The determinedly lunch-bucket look is a nod to the Vietnamese street-vendor roots of the thing. But the fact is that its full pedigree is as complex, really, as its layers of flavor and levels of crunch, its play of textures and its hot-then-cold microclimates.
It's a durable hybrid, half-French from the days when France colonized Indochina, accounting for its traditional construction on a heated baguette (banh mi means roll or baguette), infused with a buttery mayonnaise and loose goose or pork pate. The typical Asian touch is the head-cheese lunchmeat, the spiced, barbecued pork, the pickled shred of carrot, the hot chile, and feathery cilantro, licorice-y Thai basil and mint.

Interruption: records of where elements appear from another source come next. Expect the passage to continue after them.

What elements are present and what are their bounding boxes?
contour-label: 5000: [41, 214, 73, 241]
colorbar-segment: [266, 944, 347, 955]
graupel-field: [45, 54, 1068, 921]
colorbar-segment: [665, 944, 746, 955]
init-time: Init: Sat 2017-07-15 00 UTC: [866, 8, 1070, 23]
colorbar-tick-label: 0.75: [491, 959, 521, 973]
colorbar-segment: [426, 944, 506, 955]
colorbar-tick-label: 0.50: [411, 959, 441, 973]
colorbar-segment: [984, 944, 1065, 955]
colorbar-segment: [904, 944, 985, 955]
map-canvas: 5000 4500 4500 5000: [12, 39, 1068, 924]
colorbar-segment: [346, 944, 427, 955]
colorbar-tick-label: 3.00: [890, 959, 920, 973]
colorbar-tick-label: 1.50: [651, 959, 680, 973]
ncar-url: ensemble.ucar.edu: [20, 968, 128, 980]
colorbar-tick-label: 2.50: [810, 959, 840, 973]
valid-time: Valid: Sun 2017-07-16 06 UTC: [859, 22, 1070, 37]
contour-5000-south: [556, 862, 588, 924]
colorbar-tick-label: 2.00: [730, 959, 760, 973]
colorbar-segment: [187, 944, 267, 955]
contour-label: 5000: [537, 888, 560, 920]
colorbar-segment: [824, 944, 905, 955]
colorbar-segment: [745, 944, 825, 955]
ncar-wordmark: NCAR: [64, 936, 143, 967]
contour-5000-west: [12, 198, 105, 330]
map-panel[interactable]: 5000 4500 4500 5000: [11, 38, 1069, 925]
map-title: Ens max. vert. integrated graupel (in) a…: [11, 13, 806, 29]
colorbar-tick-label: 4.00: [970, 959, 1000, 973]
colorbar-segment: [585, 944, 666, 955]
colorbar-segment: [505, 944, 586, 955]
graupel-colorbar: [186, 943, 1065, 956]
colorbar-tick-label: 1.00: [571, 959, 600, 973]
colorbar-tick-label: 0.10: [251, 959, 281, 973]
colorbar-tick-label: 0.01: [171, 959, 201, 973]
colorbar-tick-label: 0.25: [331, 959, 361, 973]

You want showy from the Sampan menu? Order the "Peking" duck with tamarind pancakes, or the zany redo of a Philly cheesesteak - juicy short rib heaped on fried discs of bao bun, spicy sriracha slashing below.

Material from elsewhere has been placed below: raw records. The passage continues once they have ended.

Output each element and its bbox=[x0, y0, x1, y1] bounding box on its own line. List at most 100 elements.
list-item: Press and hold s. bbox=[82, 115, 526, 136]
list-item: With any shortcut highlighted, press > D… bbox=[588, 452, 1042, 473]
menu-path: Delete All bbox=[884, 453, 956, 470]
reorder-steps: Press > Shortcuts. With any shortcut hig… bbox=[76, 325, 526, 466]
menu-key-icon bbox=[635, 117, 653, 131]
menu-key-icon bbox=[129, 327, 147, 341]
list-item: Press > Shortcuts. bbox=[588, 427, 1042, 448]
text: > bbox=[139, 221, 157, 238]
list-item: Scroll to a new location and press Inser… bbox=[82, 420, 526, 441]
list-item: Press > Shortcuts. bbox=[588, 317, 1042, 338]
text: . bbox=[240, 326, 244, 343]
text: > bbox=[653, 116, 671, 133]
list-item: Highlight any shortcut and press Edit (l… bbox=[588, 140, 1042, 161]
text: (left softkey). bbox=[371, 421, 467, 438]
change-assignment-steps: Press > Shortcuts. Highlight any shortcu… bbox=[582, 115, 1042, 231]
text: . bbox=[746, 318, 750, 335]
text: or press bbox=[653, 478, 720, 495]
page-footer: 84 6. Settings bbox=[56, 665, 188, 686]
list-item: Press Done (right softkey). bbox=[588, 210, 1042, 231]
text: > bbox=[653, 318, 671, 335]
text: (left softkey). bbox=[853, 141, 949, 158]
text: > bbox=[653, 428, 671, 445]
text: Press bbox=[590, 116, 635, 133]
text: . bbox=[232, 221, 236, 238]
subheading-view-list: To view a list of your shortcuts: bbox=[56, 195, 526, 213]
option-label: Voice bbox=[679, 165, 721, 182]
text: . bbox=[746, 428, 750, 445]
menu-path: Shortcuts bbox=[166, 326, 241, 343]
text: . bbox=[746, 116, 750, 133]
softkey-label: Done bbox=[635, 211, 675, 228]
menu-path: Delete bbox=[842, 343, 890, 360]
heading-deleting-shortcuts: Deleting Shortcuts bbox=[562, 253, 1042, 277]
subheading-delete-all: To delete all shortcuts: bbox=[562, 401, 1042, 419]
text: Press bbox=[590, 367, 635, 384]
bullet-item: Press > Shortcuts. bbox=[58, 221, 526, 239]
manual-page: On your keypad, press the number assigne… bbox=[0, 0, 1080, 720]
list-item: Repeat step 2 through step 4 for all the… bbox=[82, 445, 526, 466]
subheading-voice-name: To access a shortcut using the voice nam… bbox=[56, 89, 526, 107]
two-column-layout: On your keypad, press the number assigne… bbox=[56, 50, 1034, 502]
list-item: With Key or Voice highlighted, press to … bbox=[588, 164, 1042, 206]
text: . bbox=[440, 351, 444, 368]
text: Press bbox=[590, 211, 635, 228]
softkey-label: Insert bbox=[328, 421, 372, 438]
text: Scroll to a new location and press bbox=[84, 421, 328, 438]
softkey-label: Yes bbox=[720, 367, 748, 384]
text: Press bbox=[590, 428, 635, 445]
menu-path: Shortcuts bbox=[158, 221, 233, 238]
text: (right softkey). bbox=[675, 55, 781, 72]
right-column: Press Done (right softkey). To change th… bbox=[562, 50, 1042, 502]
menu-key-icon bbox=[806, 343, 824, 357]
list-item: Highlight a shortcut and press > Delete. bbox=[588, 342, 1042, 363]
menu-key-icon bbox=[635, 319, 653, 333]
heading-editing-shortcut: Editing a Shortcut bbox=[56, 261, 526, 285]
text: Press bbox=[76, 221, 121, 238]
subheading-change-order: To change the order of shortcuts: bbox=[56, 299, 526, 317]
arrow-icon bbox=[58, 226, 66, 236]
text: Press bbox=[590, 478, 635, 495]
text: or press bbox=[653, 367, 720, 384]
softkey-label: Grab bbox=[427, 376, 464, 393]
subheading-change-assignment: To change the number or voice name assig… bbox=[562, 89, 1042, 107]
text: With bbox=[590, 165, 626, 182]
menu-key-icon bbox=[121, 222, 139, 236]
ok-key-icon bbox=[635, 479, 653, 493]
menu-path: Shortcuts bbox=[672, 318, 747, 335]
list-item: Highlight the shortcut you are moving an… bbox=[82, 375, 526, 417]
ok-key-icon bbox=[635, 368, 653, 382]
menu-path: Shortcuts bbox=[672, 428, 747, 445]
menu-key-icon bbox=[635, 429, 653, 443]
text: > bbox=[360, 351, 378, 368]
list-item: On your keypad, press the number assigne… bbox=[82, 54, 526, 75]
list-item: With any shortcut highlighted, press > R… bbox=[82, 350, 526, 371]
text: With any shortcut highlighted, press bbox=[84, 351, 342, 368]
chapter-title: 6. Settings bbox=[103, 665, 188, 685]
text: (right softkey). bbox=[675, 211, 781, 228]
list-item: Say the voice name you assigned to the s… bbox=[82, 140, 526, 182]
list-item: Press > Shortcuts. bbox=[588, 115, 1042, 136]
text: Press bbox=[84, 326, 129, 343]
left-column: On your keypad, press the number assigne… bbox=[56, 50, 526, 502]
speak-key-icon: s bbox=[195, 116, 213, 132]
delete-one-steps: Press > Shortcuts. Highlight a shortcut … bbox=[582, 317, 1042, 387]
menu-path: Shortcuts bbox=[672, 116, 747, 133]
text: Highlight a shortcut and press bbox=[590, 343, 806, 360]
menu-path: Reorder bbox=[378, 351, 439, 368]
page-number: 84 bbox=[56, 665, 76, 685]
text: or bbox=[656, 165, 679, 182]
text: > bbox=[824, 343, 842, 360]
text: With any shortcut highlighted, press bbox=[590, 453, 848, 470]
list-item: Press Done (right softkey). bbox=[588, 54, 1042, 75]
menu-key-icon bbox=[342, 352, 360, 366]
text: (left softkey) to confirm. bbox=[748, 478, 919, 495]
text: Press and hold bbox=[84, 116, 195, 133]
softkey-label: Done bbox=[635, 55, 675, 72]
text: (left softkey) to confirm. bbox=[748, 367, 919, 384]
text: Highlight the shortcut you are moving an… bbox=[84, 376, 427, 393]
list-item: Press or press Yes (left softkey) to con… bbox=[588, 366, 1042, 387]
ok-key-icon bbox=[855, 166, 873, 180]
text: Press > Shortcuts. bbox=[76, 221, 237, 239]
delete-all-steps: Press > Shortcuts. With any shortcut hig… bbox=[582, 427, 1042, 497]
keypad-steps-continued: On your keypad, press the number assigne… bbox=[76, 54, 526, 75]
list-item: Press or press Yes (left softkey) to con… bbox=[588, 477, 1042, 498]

But if you want a sandwich that's one of the wonders of the sandwich world, go for the banh mi - a handful of lightly pickled vegetables and supporting cast of meats on a toasty roll (in Sampan's case, from Artisan Boulanger, the understated Cambodian-French hybrid of a bakery at 12th and Morris).
In their first South Philadelphia sightings (by non-Asians) in the Vietnamese enclaves that sprang up after the war in Southeast Asia, they were a paradigm shift: more salad than meat. More shapes - airy shreds and spears and spreads to lighten the density. More contrasts - vinegars and fish sauce, sweet mayos and garlicky meats - than the sandwich they were first compared to.